In practice, the uncertainty relation does make computational chemistry much more difficult than it would otherwise be. If a particle could have simultaneously a certain momentum and a certain position, then the ground state of the system will have all electrons absorbed into the nuclei, and there is no longer concepts like bonding, or electronic structure in general, so computational chemistry will become completely trivial. Thus, we generally do not view the uncertainly relation as a problematic issue, because without the uncertainly relation there is essentially no computational chemistry: not only the problems are gone, but the whole discipline will disappear too. (In fact, as the electrons collapse into the nuclei, we will all disappear too...)

Answer 3

A common textbook statement of the uncertainty principle is:

$$\tag{1} \Delta x \Delta p \ge \frac{\hbar}{2}, $$

where $\Delta x$ and $\Delta p$ are the uncertainties in measurements of the position $x$ and momentum $p$ respectively.
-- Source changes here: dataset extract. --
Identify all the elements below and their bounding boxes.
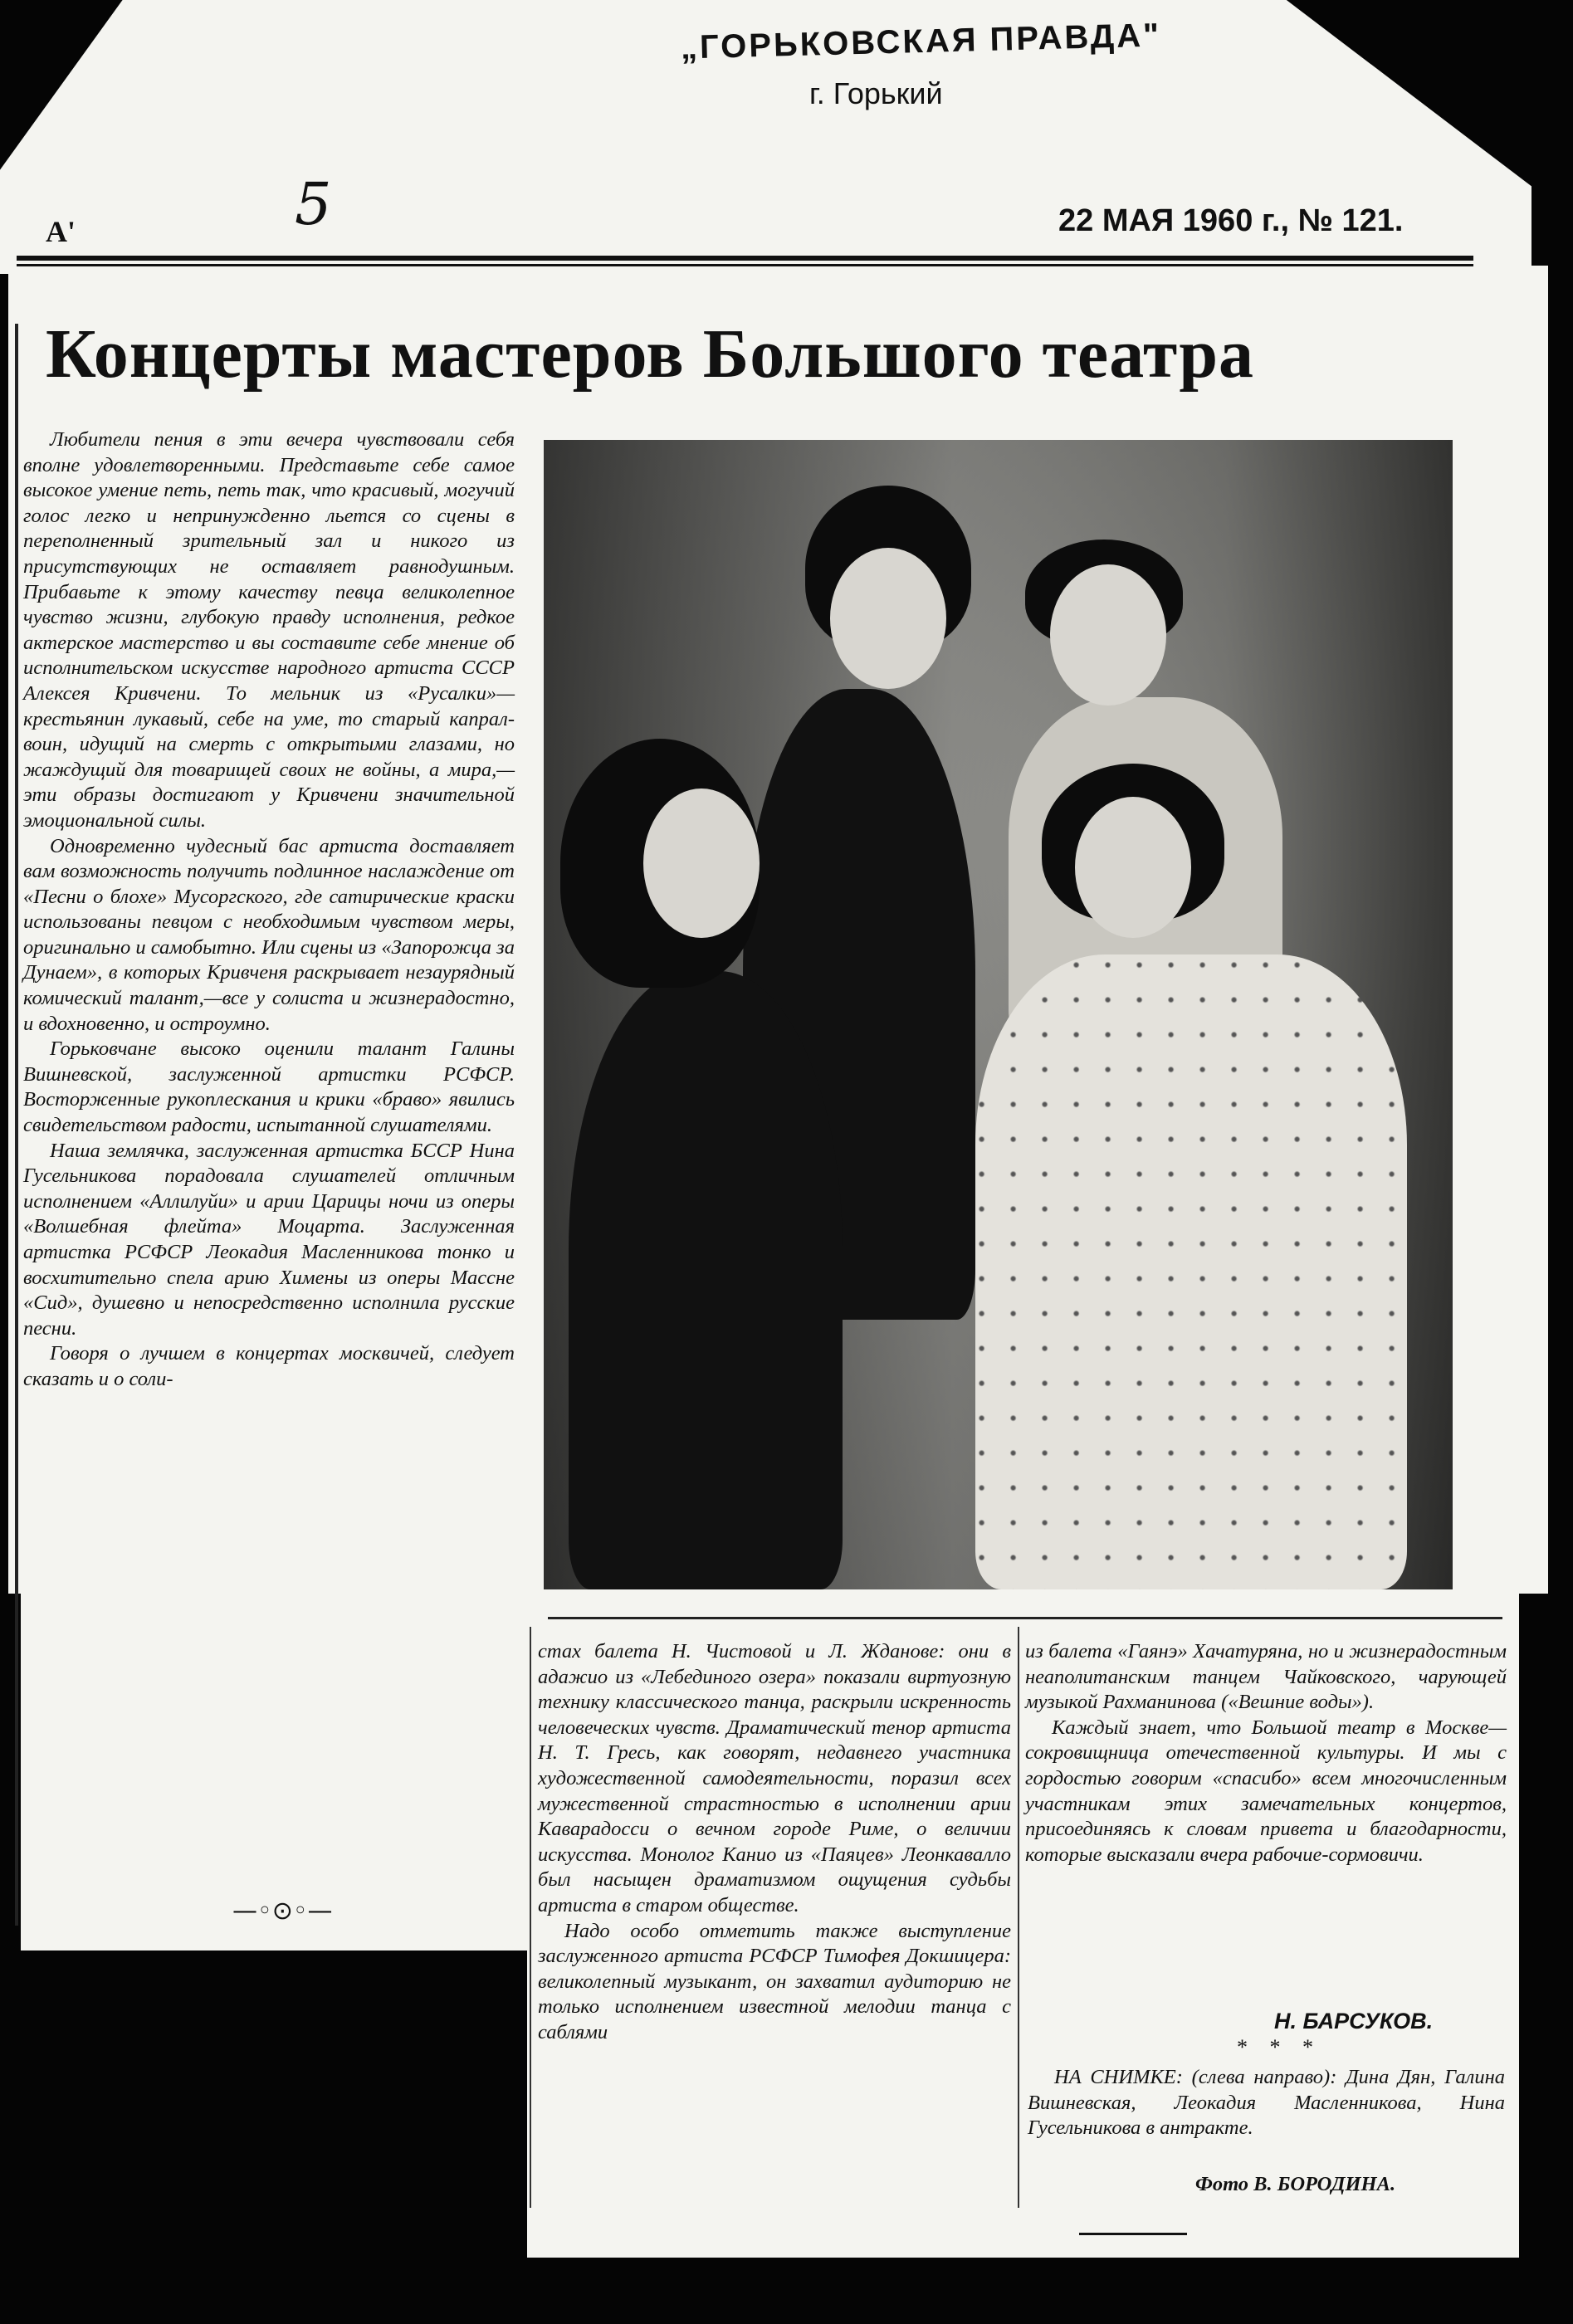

What mathematically is an "uncertainty"? In this case it's the standard deviation:

\begin{align} \tag{2} \Delta x &\equiv \sqrt{\left\langle \hat{x}^2 \right\rangle - \Big\langle \hat{x} \Big\rangle^2} \\ \Delta p &\equiv \sqrt{\left\langle \hat{p}^2 \right\rangle - \Big\langle \hat{p} \Big\rangle^2},\tag{3} \end{align}

and from our quantum mechanics courses we know the following:

\begin{align} \Big\langle \hat{x} \Big\rangle &\equiv \int_{-\infty}^{\infty} \psi(x)^* x \psi(x)\textrm{d}x \tag{4}\\ \left\langle \hat{x}^2 \right\rangle &\equiv \int_{-\infty}^{\infty} \psi(x)^* x^2 \psi(x)\textrm{d}x \tag{5}\\ \Big\langle \hat{p} \Big\rangle &\equiv \int_{-\infty}^{\infty} \psi^*(x)\left( \frac{\hbar}{\textrm{i}} \right)\frac{\partial}{\partial x} \psi(x)\textrm{d}x \tag{6}\\ \left\langle \hat{p}^2 \right\rangle &\equiv \int_{-\infty}^{\infty} \psi^*(x)\left( \frac{\hbar}{\textrm{i}} \right)^2\frac{\partial^2}{\partial x^2} \psi(x)\textrm{d}x. \tag{7} \end{align}

Now in computational chemistry, when we're calculating energies for whatever reason (geometry optimization, singlet-triplet-gap, excitation energies, ionization energies, electron affinities, potential energy surfaces, reaction energies, etc.) we are calculating the following:

$$ \Big\langle H \Big\rangle \equiv \int_{-\infty}^{\infty} \psi(x)^* H\psi(x)\textrm{d}x. \tag{8} $$

Now you seem to be concerned about the fact that the $H$ in Eq. 8 involves both $x$ and $p$ and we can never have:

\begin{align} \Big\langle \hat{x}^2 \Big\rangle - \Big\langle \hat{x} \Big\rangle^2 &= 0, ~~\textrm{or} \tag{9} \\ \Big\langle \hat{p}^2 \Big\rangle - \Big\langle \hat{p} \Big\rangle^2 &= 0.\tag{10} \end{align}

In fact, you could also have asked, how can we ever get the quantity in Eq. 6? Because the right-hand-side involves both $x$ and $p$, just like Eq. 8 does.

The answer to your concern is that just because we cannot have Eqs. 9 or 10, does not mean that we can't calculate Eq. 8.

We do not need to "know" with some great accuracy, the position of the system to calculate Eq. 8: We are actually integrating over all possible values of position!